Selasa, 27 September 2016

Aku Bahagia, Meski Aku Sakit


Aku Bahagia, Meski Aku Sakit
“Maafkan aku. Tak seharusnya aku membawamu saat itu. Aku sangat mencintaimu, jangan kau biarkan aku hidup sendiri di dunia ini. Hidup dengan bayang-bayang rasa bersalah. Penyesalan yang mungkin akan aku bawa sampai mati! Sanggupkah nyawaku menebus semua kesalahanku, Tuhan!” Laki-laki itu menagis sambil terus memeluk sebuah batu nisan. Air matanya mengalir deras sederas hujan yang saat ini tengah membasahi tubuhnya. Dalam pekatnya hujan yang terus mengguyur tubuhnya, laki-laki ini masih mengguguk di sebuah pusara.

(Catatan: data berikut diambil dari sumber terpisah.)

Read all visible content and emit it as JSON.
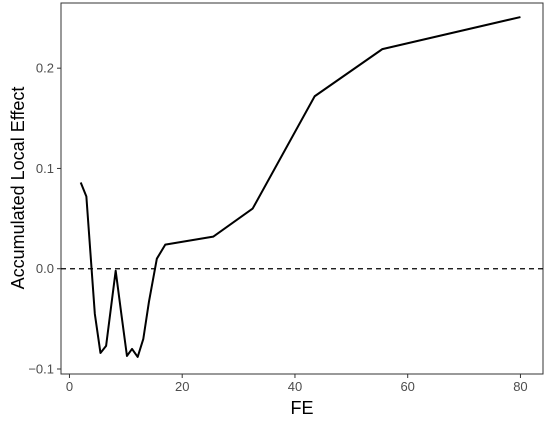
{
  "chart_data": {
    "type": "line",
    "title": "",
    "xlabel": "FE",
    "ylabel": "Accumulated Local Effect",
    "xlim": [
      -1.5,
      84
    ],
    "ylim": [
      -0.105,
      0.265
    ],
    "x_ticks": [
      0,
      20,
      40,
      60,
      80
    ],
    "x_tick_labels": [
      "0",
      "20",
      "40",
      "60",
      "80"
    ],
    "y_ticks": [
      -0.1,
      0.0,
      0.1,
      0.2
    ],
    "y_tick_labels": [
      "−0.1",
      "0.0",
      "0.1",
      "0.2"
    ],
    "grid": false,
    "legend": "none",
    "reference_line": {
      "y": 0,
      "style": "dashed"
    },
    "series": [
      {
        "x": [
          2.0,
          3.0,
          4.5,
          5.5,
          6.5,
          8.2,
          9.2,
          10.2,
          11.1,
          12.1,
          13.1,
          14.1,
          15.5,
          17.0,
          25.5,
          32.5,
          43.5,
          55.5,
          80.0
        ],
        "values": [
          0.086,
          0.072,
          -0.045,
          -0.084,
          -0.077,
          -0.002,
          -0.045,
          -0.087,
          -0.08,
          -0.088,
          -0.07,
          -0.033,
          0.01,
          0.024,
          0.032,
          0.06,
          0.172,
          0.219,
          0.251
        ]
      }
    ]
  }
}
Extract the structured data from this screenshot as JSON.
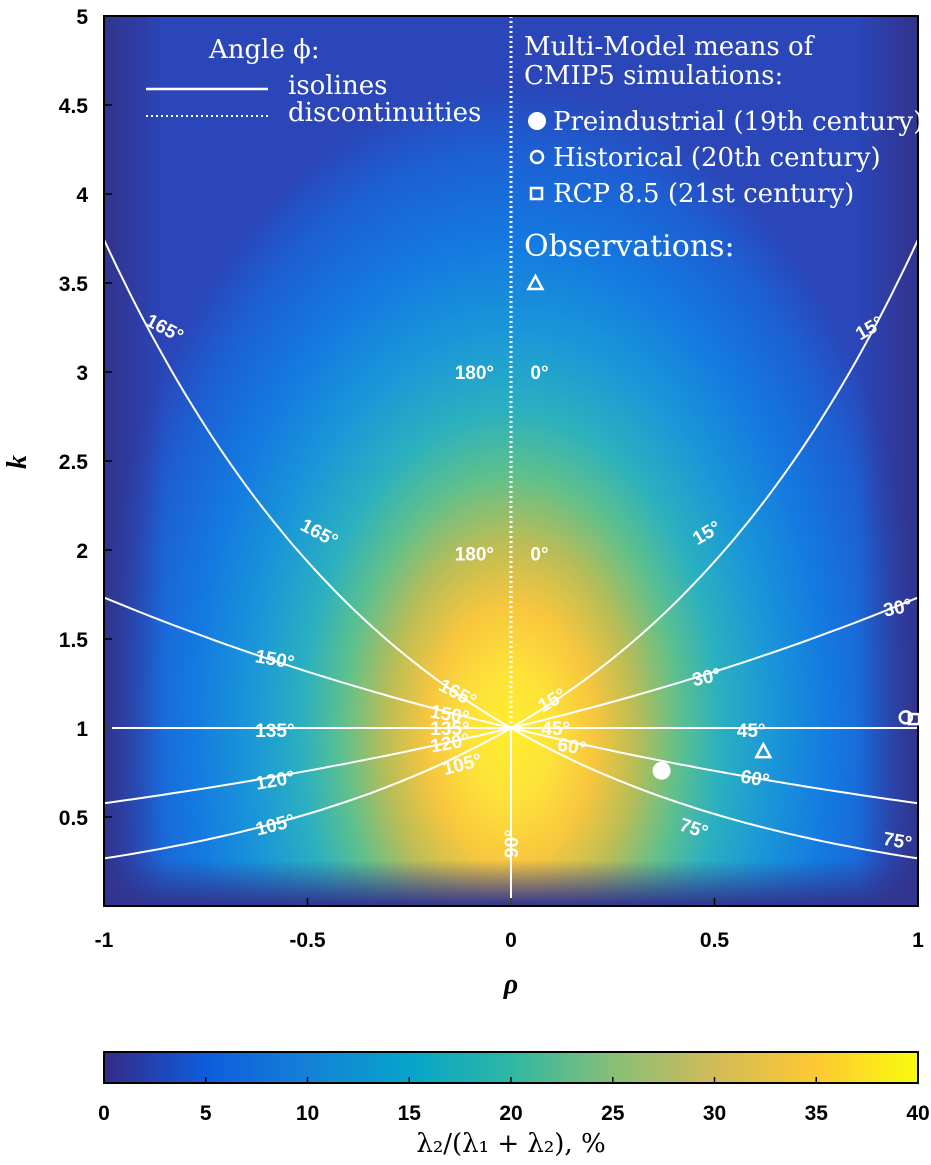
{
  "chart_data": {
    "type": "heatmap",
    "xlabel": "ρ",
    "ylabel": "k",
    "xlim": [
      -1,
      1
    ],
    "ylim": [
      0,
      5
    ],
    "x_ticks": [
      "-1",
      "-0.5",
      "0",
      "0.5",
      "1"
    ],
    "y_ticks": [
      "0.5",
      "1",
      "1.5",
      "2",
      "2.5",
      "3",
      "3.5",
      "4",
      "4.5",
      "5"
    ],
    "colorbar": {
      "label": "λ₂/(λ₁ + λ₂),  %",
      "range": [
        0,
        40
      ],
      "ticks": [
        "0",
        "5",
        "10",
        "15",
        "20",
        "25",
        "30",
        "35",
        "40"
      ]
    },
    "legend_left": {
      "title": "Angle ϕ:",
      "items": [
        "isolines",
        "discontinuities"
      ]
    },
    "legend_right": {
      "title_line1": "Multi-Model means of",
      "title_line2": "CMIP5 simulations:",
      "items": [
        "Preindustrial (19th century)",
        "Historical (20th century)",
        "RCP 8.5 (21st century)"
      ],
      "obs_title": "Observations:"
    },
    "isolines_deg": [
      15,
      30,
      45,
      60,
      75,
      90,
      105,
      120,
      135,
      150,
      165
    ],
    "isoline_labels": {
      "deg15": "15°",
      "deg30": "30°",
      "deg45": "45°",
      "deg60": "60°",
      "deg75": "75°",
      "deg90": "90°",
      "deg105": "105°",
      "deg120": "120°",
      "deg135": "135°",
      "deg150": "150°",
      "deg165": "165°",
      "deg180": "180°",
      "deg0": "0°"
    },
    "points": {
      "preindustrial": {
        "rho": 0.37,
        "k": 0.76
      },
      "historical": {
        "rho": 0.97,
        "k": 1.06
      },
      "rcp85": {
        "rho": 0.99,
        "k": 1.05
      },
      "observations": [
        {
          "rho": 0.06,
          "k": 3.5
        },
        {
          "rho": 0.62,
          "k": 0.87
        }
      ]
    }
  }
}
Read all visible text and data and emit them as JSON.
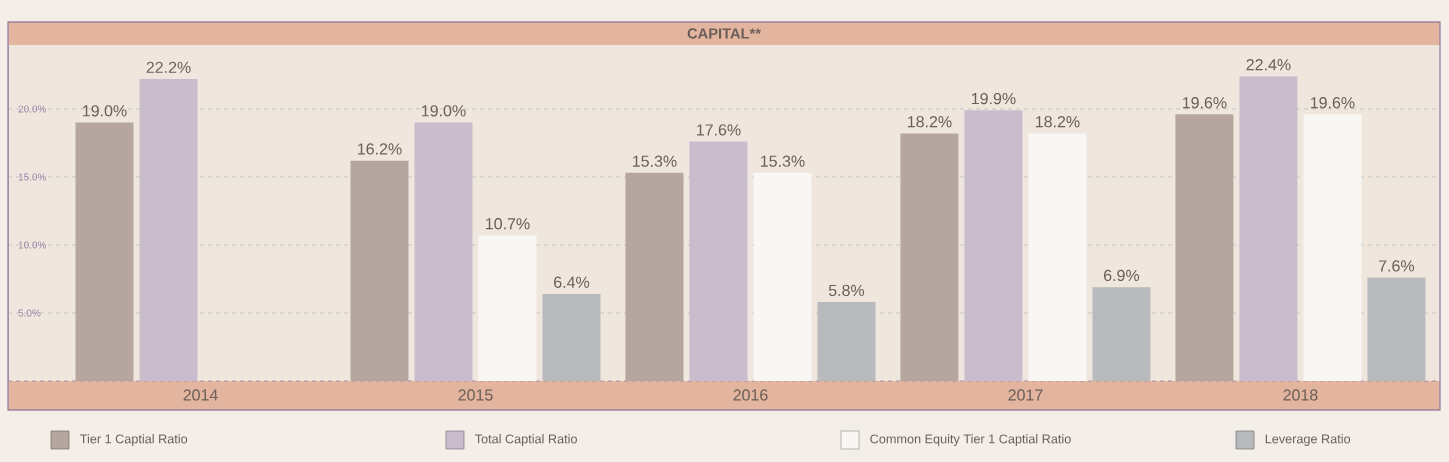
{
  "chart_data": {
    "type": "bar",
    "title": "CAPITAL**",
    "categories": [
      "2014",
      "2015",
      "2016",
      "2017",
      "2018"
    ],
    "series": [
      {
        "name": "Tier 1 Captial Ratio",
        "color": "#b5a79f",
        "values": [
          19.0,
          16.2,
          15.3,
          18.2,
          19.6
        ],
        "value_labels": [
          "19.0%",
          "16.2%",
          "15.3%",
          "18.2%",
          "19.6%"
        ]
      },
      {
        "name": "Total Captial Ratio",
        "color": "#c9bccc",
        "values": [
          22.2,
          19.0,
          17.6,
          19.9,
          22.4
        ],
        "value_labels": [
          "22.2%",
          "19.0%",
          "17.6%",
          "19.9%",
          "22.4%"
        ]
      },
      {
        "name": "Common Equity Tier 1 Captial Ratio",
        "color": "#f9f7f3",
        "values": [
          null,
          10.7,
          15.3,
          18.2,
          19.6
        ],
        "value_labels": [
          null,
          "10.7%",
          "15.3%",
          "18.2%",
          "19.6%"
        ]
      },
      {
        "name": "Leverage Ratio",
        "color": "#b8babd",
        "values": [
          null,
          6.4,
          5.8,
          6.9,
          7.6
        ],
        "value_labels": [
          null,
          "6.4%",
          "5.8%",
          "6.9%",
          "7.6%"
        ]
      }
    ],
    "ylim": [
      0,
      24.7
    ],
    "yticks": [
      {
        "value": 5,
        "label": "5.0%"
      },
      {
        "value": 10,
        "label": "10.0%"
      },
      {
        "value": 15,
        "label": "15.0%"
      },
      {
        "value": 20,
        "label": "20.0%"
      }
    ],
    "grid": "y",
    "legend": "bottom"
  }
}
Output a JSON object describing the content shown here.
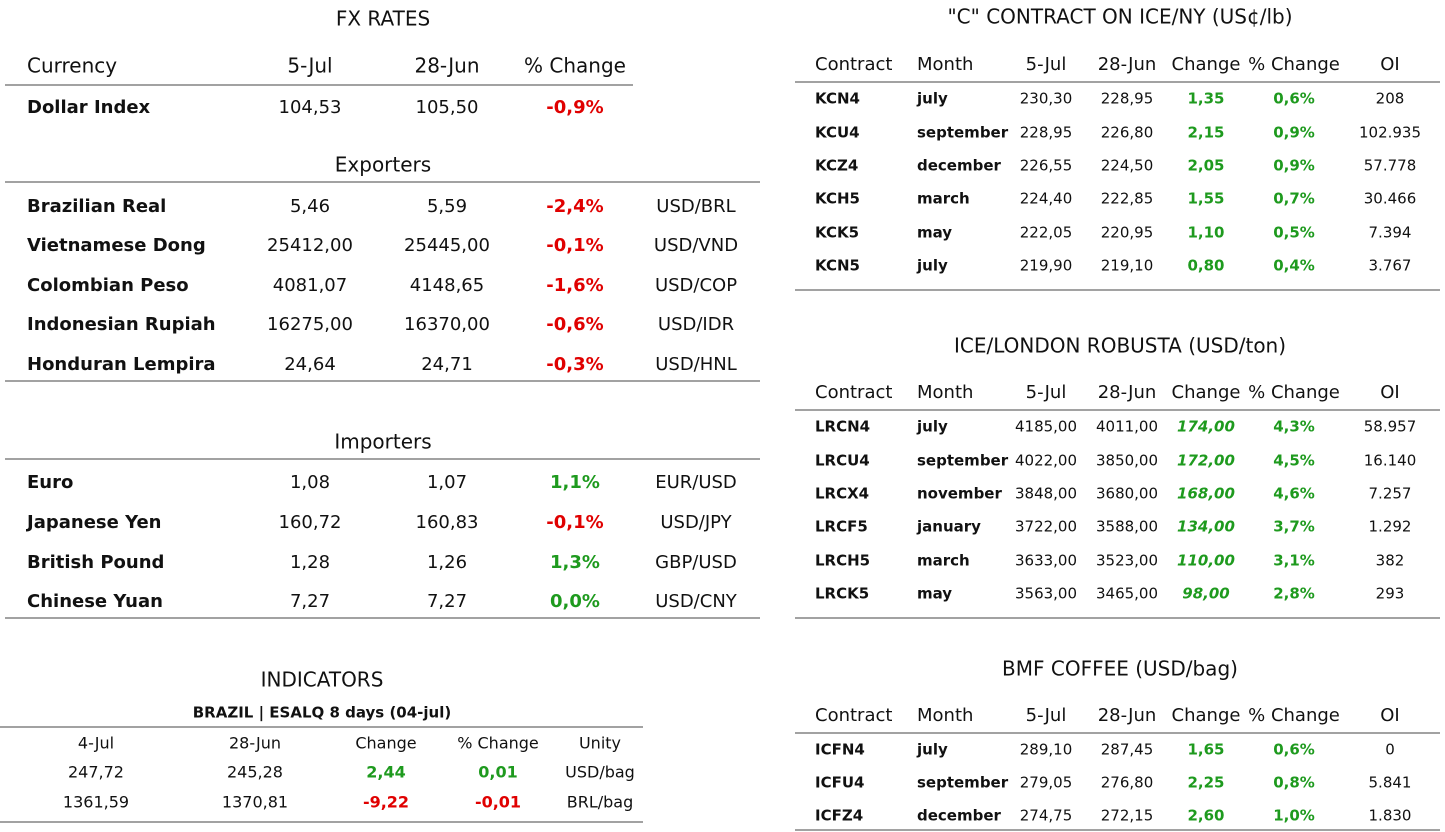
{
  "fx": {
    "title": "FX RATES",
    "header": [
      "Currency",
      "5-Jul",
      "28-Jun",
      "% Change"
    ],
    "dollar_index": [
      "Dollar Index",
      "104,53",
      "105,50",
      "-0,9%"
    ],
    "exporters": {
      "title": "Exporters",
      "rows": [
        [
          "Brazilian Real",
          "5,46",
          "5,59",
          "-2,4%",
          "USD/BRL"
        ],
        [
          "Vietnamese Dong",
          "25412,00",
          "25445,00",
          "-0,1%",
          "USD/VND"
        ],
        [
          "Colombian Peso",
          "4081,07",
          "4148,65",
          "-1,6%",
          "USD/COP"
        ],
        [
          "Indonesian Rupiah",
          "16275,00",
          "16370,00",
          "-0,6%",
          "USD/IDR"
        ],
        [
          "Honduran Lempira",
          "24,64",
          "24,71",
          "-0,3%",
          "USD/HNL"
        ]
      ]
    },
    "importers": {
      "title": "Importers",
      "rows": [
        [
          "Euro",
          "1,08",
          "1,07",
          "1,1%",
          "EUR/USD"
        ],
        [
          "Japanese Yen",
          "160,72",
          "160,83",
          "-0,1%",
          "USD/JPY"
        ],
        [
          "British Pound",
          "1,28",
          "1,26",
          "1,3%",
          "GBP/USD"
        ],
        [
          "Chinese Yuan",
          "7,27",
          "7,27",
          "0,0%",
          "USD/CNY"
        ]
      ]
    }
  },
  "indicators": {
    "title": "INDICATORS",
    "subtitle": "BRAZIL | ESALQ 8 days (04-jul)",
    "header": [
      "4-Jul",
      "28-Jun",
      "Change",
      "% Change",
      "Unity"
    ],
    "rows": [
      [
        "247,72",
        "245,28",
        "2,44",
        "0,01",
        "USD/bag"
      ],
      [
        "1361,59",
        "1370,81",
        "-9,22",
        "-0,01",
        "BRL/bag"
      ]
    ]
  },
  "c_contract": {
    "title": "\"C\" CONTRACT ON ICE/NY (US¢/lb)",
    "header": [
      "Contract",
      "Month",
      "5-Jul",
      "28-Jun",
      "Change",
      "% Change",
      "OI"
    ],
    "rows": [
      [
        "KCN4",
        "july",
        "230,30",
        "228,95",
        "1,35",
        "0,6%",
        "208"
      ],
      [
        "KCU4",
        "september",
        "228,95",
        "226,80",
        "2,15",
        "0,9%",
        "102.935"
      ],
      [
        "KCZ4",
        "december",
        "226,55",
        "224,50",
        "2,05",
        "0,9%",
        "57.778"
      ],
      [
        "KCH5",
        "march",
        "224,40",
        "222,85",
        "1,55",
        "0,7%",
        "30.466"
      ],
      [
        "KCK5",
        "may",
        "222,05",
        "220,95",
        "1,10",
        "0,5%",
        "7.394"
      ],
      [
        "KCN5",
        "july",
        "219,90",
        "219,10",
        "0,80",
        "0,4%",
        "3.767"
      ]
    ]
  },
  "robusta": {
    "title": "ICE/LONDON ROBUSTA (USD/ton)",
    "header": [
      "Contract",
      "Month",
      "5-Jul",
      "28-Jun",
      "Change",
      "% Change",
      "OI"
    ],
    "rows": [
      [
        "LRCN4",
        "july",
        "4185,00",
        "4011,00",
        "174,00",
        "4,3%",
        "58.957"
      ],
      [
        "LRCU4",
        "september",
        "4022,00",
        "3850,00",
        "172,00",
        "4,5%",
        "16.140"
      ],
      [
        "LRCX4",
        "november",
        "3848,00",
        "3680,00",
        "168,00",
        "4,6%",
        "7.257"
      ],
      [
        "LRCF5",
        "january",
        "3722,00",
        "3588,00",
        "134,00",
        "3,7%",
        "1.292"
      ],
      [
        "LRCH5",
        "march",
        "3633,00",
        "3523,00",
        "110,00",
        "3,1%",
        "382"
      ],
      [
        "LRCK5",
        "may",
        "3563,00",
        "3465,00",
        "98,00",
        "2,8%",
        "293"
      ]
    ]
  },
  "bmf": {
    "title": "BMF COFFEE (USD/bag)",
    "header": [
      "Contract",
      "Month",
      "5-Jul",
      "28-Jun",
      "Change",
      "% Change",
      "OI"
    ],
    "rows": [
      [
        "ICFN4",
        "july",
        "289,10",
        "287,45",
        "1,65",
        "0,6%",
        "0"
      ],
      [
        "ICFU4",
        "september",
        "279,05",
        "276,80",
        "2,25",
        "0,8%",
        "5.841"
      ],
      [
        "ICFZ4",
        "december",
        "274,75",
        "272,15",
        "2,60",
        "1,0%",
        "1.830"
      ]
    ]
  }
}
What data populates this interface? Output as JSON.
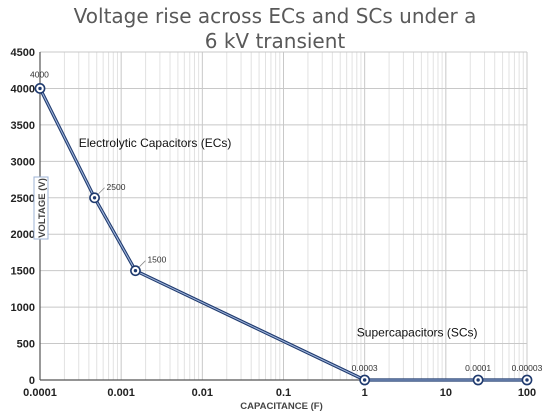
{
  "chart_data": {
    "type": "line",
    "title_lines": [
      "Voltage rise across ECs and SCs under a",
      "6 kV transient"
    ],
    "xlabel": "CAPACITANCE (F)",
    "ylabel": "VOLTAGE (V)",
    "xscale": "log",
    "xlim": [
      0.0001,
      100
    ],
    "ylim": [
      0,
      4500
    ],
    "x_tick_labels": [
      "0.0001",
      "0.001",
      "0.01",
      "0.1",
      "1",
      "10",
      "100"
    ],
    "x_ticks": [
      0.0001,
      0.001,
      0.01,
      0.1,
      1,
      10,
      100
    ],
    "y_ticks": [
      0,
      500,
      1000,
      1500,
      2000,
      2500,
      3000,
      3500,
      4000,
      4500
    ],
    "grid": true,
    "series": [
      {
        "color": "#1f3a6e",
        "x": [
          0.0001,
          0.00047,
          0.0015,
          1,
          25,
          100
        ],
        "y": [
          4000,
          2500,
          1500,
          0.0003,
          0.0001,
          3e-05
        ],
        "data_labels": [
          "4000",
          "2500",
          "1500",
          "0.0003",
          "0.0001",
          "0.00003"
        ]
      }
    ],
    "annotations": [
      {
        "text": "Electrolytic Capacitors (ECs)",
        "x": 0.0003,
        "y": 3200
      },
      {
        "text": "Supercapacitors (SCs)",
        "x": 0.8,
        "y": 600
      }
    ]
  }
}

“Kenapa harus dia, Tuhan!” Teriaknya menongak ke atas seolah menginginkan keadilan Tuhan. Sementara dia masih mengguguk penuh sesal.
“KENAPA BUKAN AKU!!! Aku yang bersalah, seharusnya aku yang mati!” Laki-laki itu masih memaki dirinya sendiri disana. Air hujan, langit gelap, petir, angin, semua menjadi saksi atas penyesalannya.
“Sudah, jangan kamu menyiksa diri seperti ini. Ini bukan murni kesalahan kamu. Semua ini adalah kehendak Tuhan. Semua kejadian di dunia ini atas kehendak-Nya. Tuhan yang sudah mengatur semuanya, termasuk mengambil nyawa seseorang. Seharusnya kamu bisa menerima dan mengiklaskannya. Jika kamu seperti ini berarti kamu menentang kehendak Tuhan. Kasihan juga dia di sana, pasti dia akan sedih! Menangis melihatmu seperti ini. Ingat Dimas, semua manusia pasti akan mati.” Sosok wanita tiba-tiba datang membawa payung yang menghalangi air hujan semakin membuat beku tubuh laki-laki yang tengah memeluk nisan itu.
Laki-laki itu menoleh. Mencari sumber yang dengan enteng mengucapkan kalimat itu. Bagaimana bisa dia berkata seperti itu sedangkan dia tak pernah merasakannya. Siapa dia?
“Iklas? Kamu bilang aku harus iklas! Setelah aku membunuh kekasihku sendiri kamu bilang aku harus iklas! Tuhan tidak adil kepadaku! Lebih baik kamu pergi dan jangan mengurusi masalahku. PERGI!” Bentak laki-laki itu sambil mendorong tubuh si wanita yang tengah memayunginya sampai hampir membuatnya tersungkur. Wanita itu meneteskan air mata.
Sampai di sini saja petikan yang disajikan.